指を近づけると、触れる前に熱が分かった。鉄は黒く、油と煤で濡れていた。撃ち続けたあと特有の匂いが、部屋の低いところに溜まっている。
火薬。
焼けた鉄。
石灰の粉。
血の匂い。
窓はなかった。
窓枠だけが残っていた。外の通りは、もう通りではなくなっていた。石畳はめくれ、壁は崩れ、向かいの建物は腹を裂かれたように部屋の中身をさらしていた。
その部屋の壁に、まだ絵が掛かっているのが見えた。
誰かの家だった。
それも、もうどうでもよかった。
床には薬莢が散らばっていた。
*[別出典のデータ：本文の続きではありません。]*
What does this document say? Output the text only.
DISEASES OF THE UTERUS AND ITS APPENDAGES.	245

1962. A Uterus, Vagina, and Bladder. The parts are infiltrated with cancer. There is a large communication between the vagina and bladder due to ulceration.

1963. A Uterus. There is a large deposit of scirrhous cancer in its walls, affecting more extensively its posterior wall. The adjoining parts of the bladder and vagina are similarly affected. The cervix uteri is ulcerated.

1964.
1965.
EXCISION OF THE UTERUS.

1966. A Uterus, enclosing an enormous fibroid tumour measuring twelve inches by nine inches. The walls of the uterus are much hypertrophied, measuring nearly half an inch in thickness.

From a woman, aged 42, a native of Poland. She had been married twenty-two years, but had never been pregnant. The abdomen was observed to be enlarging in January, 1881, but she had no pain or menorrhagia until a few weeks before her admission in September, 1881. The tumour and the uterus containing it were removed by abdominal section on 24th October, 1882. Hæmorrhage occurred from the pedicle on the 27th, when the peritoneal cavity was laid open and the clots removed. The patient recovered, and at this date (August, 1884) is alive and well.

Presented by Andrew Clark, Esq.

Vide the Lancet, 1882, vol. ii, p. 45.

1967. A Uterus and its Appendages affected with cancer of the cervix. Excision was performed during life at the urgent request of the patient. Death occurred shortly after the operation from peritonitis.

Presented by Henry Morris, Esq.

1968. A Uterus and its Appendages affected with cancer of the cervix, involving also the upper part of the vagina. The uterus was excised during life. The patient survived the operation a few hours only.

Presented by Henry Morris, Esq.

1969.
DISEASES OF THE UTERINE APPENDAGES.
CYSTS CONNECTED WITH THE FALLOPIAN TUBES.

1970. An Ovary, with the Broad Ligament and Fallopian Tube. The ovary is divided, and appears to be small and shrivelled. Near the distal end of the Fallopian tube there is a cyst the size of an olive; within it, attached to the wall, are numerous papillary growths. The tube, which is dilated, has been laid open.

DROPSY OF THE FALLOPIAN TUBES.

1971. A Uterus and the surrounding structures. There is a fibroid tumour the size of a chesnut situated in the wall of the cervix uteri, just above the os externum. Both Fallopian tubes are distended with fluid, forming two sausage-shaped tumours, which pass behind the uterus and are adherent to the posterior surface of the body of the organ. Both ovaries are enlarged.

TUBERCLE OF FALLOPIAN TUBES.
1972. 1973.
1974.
踏めば、軽い音を立てて転がった。弾帯は空だった。予備の弾薬箱も、横倒しになって口を開けていた。
中には何もなかった。
兵士は、銃座の横に座り込んでいた。
肩で息をしていた。右の頬に煤がつき、左の耳の下から血が流れていた。軍服の襟は裂けていたが、本人はそれを直そうともしなかった。
彼は銃の横腹を見た。
さっきまで、そこにはまだ仕事があった。
狙う。
撃つ。
装填する。
また撃つ。
それだけだった。
命令も、戦局も、祖国も、勝利も、敗北も、そのあいだだけは銃声の向こうへ押しやることができた。
撃つものがあるうちは、兵士でいられた。
だが、もう弾はなかった。
銃身だけが熱を残している。
終わった仕事のあとみたいに。
廊下の奥で、何かが崩れる音がした。
彼は顔を上げなかった。
もう一人、部屋にいた。
若い兵士だった。壁際に背を預け、膝を投げ出していた。腹のあたりを両手で押さえている。指の間は黒く濡れていた。
目は開いていた。
まだ、見えていた。
若い兵士は、銃座のそばに座る男を見ていた。
「弾は」
声は、ひどく小さかった。
男は答えなかった。
答える必要はなかった。
床の薬莢と、空の弾薬箱と、沈黙した銃が、先に答えていた。
若い兵士は、少しだけ口の端を動かした。
笑ったのかもしれなかった。
咳が出た。
そのたびに、腹を押さえる指に力が入った。
外では、履帯の音がした。
遠い。
だが、近づいている。
瓦礫を踏む音。
石が割れる音。
誰かが叫ぶ声。
それから、また何かが崩れる音。
男は、上着の胸ポケットを探った。
布の中に指を入れると、紙箱の角が当たった。
煙草だった。
潰れかけた箱の中に、まだ何本か残っていた。
彼は一本抜いた。
新しい煙草だった。
先端は白く、折れていない。紙はまだ乾いていた。こんな部屋にあるものの中で、それだけが場違いにきれいだった。
若い兵士の目が、その煙草を追った。
男は煙草をくわえた。
手が震えた。
弾を込めるときには震えなかった手が、煙草をくわえるだけで少し震えた。
ライターを出した。
一度目は、火がつかなかった。
親指の腹に黒い煤がついた。
二度目。
カチッ、と音がした。
小さな火が立った。
その赤が、若い兵士の目に映った。
男は煙草の先を火に近づけた。紙が焦げ、葉が赤くなった。最初の煙が、銃身の熱気の中へ細く伸びた。
彼は一口吸った。
煙が喉に入った。
火薬の匂いの中に、煙草の匂いが混じった。
若い兵士は、目だけでそれを見ていた。
男は煙草を抜き、若い兵士の方へ差し出した。
若い兵士は、首を動かそうとした。
動かなかった。
男は煙草を自分の口へ戻した。
外の履帯の音が、少し大きくなった。
銃身は、冷えはじめていた。
煙草の先だけが、まだ赤かった。